Gage is indeed a bounty hunter, but she hunts bandits, not drivers. She gets paid in clean water, which is used for money, and -- if she's lucky -- silver, which is the key ingredient in the filter masks people have to wear against the toxic atmosphere. Her mentor is Doc, an acerbic, grizzled former bounty hunter who took up doctoring after suffering a leg injury that left him with a limp, and who John Hannah plays exactly like Dr. Gregory House. Gage wants to go after the biggest bounty of them all, Jackson, an outlaw who's building a town of outlaws and threatening to take over the New Montana Territory. House tries to talk her out of it as certainly suicidal. Gage won't give up but does agree that, rather than a frontal assault, she'll assume the identity of a bandit she recently killed to infiltrate Jackson's town and gather intelligence.
She goes to the town, successfully convinces everyone she's the dead outlaw, hangs out in the bar for a couple hours, learns absolutely nothing useful that I could discern, and leaves. However, on the way out, Jackson himself calls out to her and asks her to stay (why?). She does, for reasons as inexplicable as her early departure. She hangs out in town for a couple days (why?). Meanwhile, back in New Montana, the corrupt sheriff decides to organize a posse to take down Jackson. House tries to talk him out of it as certainly suicidal, but the sheriff ignores him. The sheriff successfully sneaks up and has Jackson dead to rights, except Gage calls out a warning and saves his life (why?), leading to the deaths of the posse and the capture of the sheriff, who Gage then shoots before he can ID her. Gage then hangs out in the town for several more days, ignoring several obvious opportunities to shoot or capture Jackson (why?).
Jackson then reveals that he's located an abandoned silver mine that he wants to reopen, but he needs laborers to run it. Fortunately, there's a convoy of pilgrims driving through the area in an RV (wait, isn't that illegal?). Jackson organizes a raid, only to discovered that the pilgrims have hired an armored car (I can't even???) to escort them.
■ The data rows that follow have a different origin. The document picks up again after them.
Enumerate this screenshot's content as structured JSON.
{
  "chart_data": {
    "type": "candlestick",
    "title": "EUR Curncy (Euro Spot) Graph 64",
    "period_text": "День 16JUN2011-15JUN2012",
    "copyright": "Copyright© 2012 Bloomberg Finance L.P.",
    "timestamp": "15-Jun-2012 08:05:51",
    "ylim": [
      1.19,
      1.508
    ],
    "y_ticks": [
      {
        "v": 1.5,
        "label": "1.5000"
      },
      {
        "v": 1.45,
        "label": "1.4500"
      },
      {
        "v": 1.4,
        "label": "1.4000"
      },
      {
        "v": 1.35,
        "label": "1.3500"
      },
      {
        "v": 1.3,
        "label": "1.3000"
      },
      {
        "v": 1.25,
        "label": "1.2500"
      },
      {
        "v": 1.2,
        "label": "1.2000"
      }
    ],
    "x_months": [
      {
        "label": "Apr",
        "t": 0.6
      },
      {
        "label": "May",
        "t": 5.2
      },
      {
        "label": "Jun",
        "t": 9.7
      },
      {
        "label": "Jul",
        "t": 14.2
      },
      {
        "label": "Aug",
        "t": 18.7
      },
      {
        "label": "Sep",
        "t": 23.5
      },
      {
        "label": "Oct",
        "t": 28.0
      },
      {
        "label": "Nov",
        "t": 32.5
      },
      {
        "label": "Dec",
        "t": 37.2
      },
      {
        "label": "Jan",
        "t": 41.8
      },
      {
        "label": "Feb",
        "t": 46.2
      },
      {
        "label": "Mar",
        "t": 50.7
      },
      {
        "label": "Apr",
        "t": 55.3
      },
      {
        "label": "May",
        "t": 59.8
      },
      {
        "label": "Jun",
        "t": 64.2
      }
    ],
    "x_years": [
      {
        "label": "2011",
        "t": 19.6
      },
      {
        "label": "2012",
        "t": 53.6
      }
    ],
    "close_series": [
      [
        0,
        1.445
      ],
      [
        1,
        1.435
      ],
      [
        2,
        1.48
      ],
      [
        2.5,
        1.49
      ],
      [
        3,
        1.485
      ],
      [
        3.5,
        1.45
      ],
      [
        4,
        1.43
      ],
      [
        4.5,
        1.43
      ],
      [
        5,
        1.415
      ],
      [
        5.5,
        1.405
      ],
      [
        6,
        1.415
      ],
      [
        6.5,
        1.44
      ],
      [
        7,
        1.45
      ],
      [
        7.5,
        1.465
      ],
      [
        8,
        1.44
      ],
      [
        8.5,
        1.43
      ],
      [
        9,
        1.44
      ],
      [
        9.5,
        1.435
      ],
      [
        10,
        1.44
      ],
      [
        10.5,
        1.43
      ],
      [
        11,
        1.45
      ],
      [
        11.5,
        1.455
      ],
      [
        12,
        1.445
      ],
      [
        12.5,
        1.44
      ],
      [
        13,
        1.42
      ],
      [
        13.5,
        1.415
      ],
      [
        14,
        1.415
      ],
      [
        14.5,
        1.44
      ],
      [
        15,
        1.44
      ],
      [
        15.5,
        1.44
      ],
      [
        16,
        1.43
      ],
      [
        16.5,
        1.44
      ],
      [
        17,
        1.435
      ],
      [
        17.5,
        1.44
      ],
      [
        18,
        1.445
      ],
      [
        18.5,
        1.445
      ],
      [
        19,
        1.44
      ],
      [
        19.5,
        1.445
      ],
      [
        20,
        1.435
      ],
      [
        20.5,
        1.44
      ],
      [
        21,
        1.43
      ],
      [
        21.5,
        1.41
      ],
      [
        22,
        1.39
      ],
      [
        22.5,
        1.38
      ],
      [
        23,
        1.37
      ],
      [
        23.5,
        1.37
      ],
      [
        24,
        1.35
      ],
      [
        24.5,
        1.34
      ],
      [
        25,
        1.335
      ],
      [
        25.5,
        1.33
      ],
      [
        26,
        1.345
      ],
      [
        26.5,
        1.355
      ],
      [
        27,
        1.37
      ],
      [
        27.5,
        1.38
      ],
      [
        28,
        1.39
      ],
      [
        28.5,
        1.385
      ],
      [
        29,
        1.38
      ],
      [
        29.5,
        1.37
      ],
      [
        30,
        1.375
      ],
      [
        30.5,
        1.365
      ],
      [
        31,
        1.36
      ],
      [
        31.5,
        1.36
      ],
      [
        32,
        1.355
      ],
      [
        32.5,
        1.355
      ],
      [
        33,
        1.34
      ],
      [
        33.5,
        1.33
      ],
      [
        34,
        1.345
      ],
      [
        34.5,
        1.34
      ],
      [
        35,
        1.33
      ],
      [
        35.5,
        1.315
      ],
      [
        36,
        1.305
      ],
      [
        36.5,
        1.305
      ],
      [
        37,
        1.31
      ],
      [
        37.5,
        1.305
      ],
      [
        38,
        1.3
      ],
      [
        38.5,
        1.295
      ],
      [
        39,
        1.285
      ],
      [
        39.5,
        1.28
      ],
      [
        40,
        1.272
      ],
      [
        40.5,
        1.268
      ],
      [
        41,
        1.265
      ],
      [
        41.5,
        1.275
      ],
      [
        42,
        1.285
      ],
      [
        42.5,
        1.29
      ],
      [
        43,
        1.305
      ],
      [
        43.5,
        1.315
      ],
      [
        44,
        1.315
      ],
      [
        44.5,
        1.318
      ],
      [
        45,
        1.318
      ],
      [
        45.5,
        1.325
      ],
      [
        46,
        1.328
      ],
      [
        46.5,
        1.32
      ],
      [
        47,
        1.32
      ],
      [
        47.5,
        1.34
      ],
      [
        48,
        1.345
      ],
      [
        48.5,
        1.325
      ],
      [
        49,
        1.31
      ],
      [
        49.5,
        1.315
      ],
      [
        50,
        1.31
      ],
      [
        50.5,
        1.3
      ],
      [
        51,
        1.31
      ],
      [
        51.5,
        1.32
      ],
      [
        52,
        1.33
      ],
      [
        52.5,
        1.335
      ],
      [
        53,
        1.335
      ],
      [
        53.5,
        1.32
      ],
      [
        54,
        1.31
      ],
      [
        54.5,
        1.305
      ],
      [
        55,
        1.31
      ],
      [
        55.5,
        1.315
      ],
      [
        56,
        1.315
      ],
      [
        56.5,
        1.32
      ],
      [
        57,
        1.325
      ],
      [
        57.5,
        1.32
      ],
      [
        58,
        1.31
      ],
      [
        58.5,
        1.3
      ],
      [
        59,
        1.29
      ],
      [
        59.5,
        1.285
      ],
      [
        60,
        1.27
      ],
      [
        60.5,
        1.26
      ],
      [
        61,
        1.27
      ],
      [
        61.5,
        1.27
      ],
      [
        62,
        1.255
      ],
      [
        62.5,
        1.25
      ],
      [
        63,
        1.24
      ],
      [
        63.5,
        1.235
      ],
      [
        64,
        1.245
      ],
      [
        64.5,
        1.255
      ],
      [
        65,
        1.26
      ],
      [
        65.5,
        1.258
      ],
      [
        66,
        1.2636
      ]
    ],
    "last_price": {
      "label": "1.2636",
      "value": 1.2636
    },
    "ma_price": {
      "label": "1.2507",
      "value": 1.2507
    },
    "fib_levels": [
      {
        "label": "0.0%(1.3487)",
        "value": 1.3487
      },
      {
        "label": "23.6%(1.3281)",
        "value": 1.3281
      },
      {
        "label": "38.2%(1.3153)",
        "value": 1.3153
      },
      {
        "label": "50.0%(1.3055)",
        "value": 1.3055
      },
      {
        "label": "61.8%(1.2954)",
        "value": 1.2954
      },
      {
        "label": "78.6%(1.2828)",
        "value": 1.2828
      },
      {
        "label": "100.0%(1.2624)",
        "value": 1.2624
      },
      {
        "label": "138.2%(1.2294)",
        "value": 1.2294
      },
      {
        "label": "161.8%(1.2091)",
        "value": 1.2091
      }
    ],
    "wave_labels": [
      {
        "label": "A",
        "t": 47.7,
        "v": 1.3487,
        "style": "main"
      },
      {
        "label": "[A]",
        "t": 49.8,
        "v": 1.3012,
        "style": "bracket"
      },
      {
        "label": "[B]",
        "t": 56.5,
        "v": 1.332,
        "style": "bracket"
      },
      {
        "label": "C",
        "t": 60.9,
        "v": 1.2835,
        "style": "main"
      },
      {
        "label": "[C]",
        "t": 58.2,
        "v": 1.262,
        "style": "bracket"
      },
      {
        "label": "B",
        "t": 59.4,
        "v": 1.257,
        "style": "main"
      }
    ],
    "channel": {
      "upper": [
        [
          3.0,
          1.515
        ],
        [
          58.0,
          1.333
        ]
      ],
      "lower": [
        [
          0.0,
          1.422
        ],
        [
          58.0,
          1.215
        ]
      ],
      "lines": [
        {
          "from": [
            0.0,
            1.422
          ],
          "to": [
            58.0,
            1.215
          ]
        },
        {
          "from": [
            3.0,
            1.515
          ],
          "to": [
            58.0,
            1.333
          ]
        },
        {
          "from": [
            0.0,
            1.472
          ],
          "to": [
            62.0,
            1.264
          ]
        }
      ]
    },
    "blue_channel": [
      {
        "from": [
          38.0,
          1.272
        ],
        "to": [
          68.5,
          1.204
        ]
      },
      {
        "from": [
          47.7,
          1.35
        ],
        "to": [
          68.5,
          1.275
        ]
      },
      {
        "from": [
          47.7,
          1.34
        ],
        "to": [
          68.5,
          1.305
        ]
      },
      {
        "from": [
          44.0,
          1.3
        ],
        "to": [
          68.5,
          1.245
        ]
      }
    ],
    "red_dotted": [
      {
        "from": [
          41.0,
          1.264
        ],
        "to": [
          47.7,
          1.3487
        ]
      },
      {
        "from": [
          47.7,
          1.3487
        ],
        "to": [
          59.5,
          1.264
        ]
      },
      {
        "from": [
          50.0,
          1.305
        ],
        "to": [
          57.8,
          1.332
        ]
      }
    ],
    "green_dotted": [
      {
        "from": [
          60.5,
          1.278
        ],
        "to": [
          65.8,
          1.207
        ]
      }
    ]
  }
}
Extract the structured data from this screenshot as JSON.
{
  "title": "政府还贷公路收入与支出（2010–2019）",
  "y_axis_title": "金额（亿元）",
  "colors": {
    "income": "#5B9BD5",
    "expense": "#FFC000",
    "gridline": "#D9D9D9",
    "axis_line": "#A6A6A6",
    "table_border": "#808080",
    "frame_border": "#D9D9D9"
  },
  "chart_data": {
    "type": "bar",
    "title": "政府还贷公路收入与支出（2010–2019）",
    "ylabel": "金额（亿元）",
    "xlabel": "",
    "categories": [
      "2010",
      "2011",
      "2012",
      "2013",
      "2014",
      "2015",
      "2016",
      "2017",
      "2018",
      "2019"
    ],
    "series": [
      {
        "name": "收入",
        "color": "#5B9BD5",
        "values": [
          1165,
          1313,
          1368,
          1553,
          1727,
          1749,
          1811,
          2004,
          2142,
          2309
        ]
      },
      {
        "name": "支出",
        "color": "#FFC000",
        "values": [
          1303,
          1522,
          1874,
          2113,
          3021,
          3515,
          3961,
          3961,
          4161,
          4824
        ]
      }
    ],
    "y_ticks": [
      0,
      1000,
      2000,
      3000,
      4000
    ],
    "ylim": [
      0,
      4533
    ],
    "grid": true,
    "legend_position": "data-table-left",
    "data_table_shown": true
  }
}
The guards massacre most of the men Jackson brought with him and have the bandit leader dead to rights until Gage blows up the armored car (why?), turning the tide of battle, capturing the pilgrims (why?), and saving Jackson's life (why?). Impressed by this, Jackson offers her a 5% stake in the silver mine (way more than he's giving henchmen who've worked with him for years), which she negotiates up to 15% (huh?). Finally, Gage decides to take out Jackson, captures him, and is immediately taken prisoner by his guards. Rather than stringing her up outside of town with all the other bounty hunters he's killed, Jackson has her nailed into a coffin and thrown off a cliff, then doesn't bother to check the body (why?).
Gage comes to, drags herself back to House's house, then drops dead on his doorstep. He performs CPR, and then there's the inevitable getting back into shape training montage, after which Gage and House decide to launch a frontal assault on Jackson's town just like they could have in the first ten minutes of the movie. First, though, they go to the silver mine, kill the one guard (???) and free the pilgrims. Then they attack the town, killing all the henchmen (then why didn't they just do that at the start?). Jackson, however, escapes for the inevitable boss fight in the silver mine, while House stays behind for the equally inevitable deputy boss fight in the main square.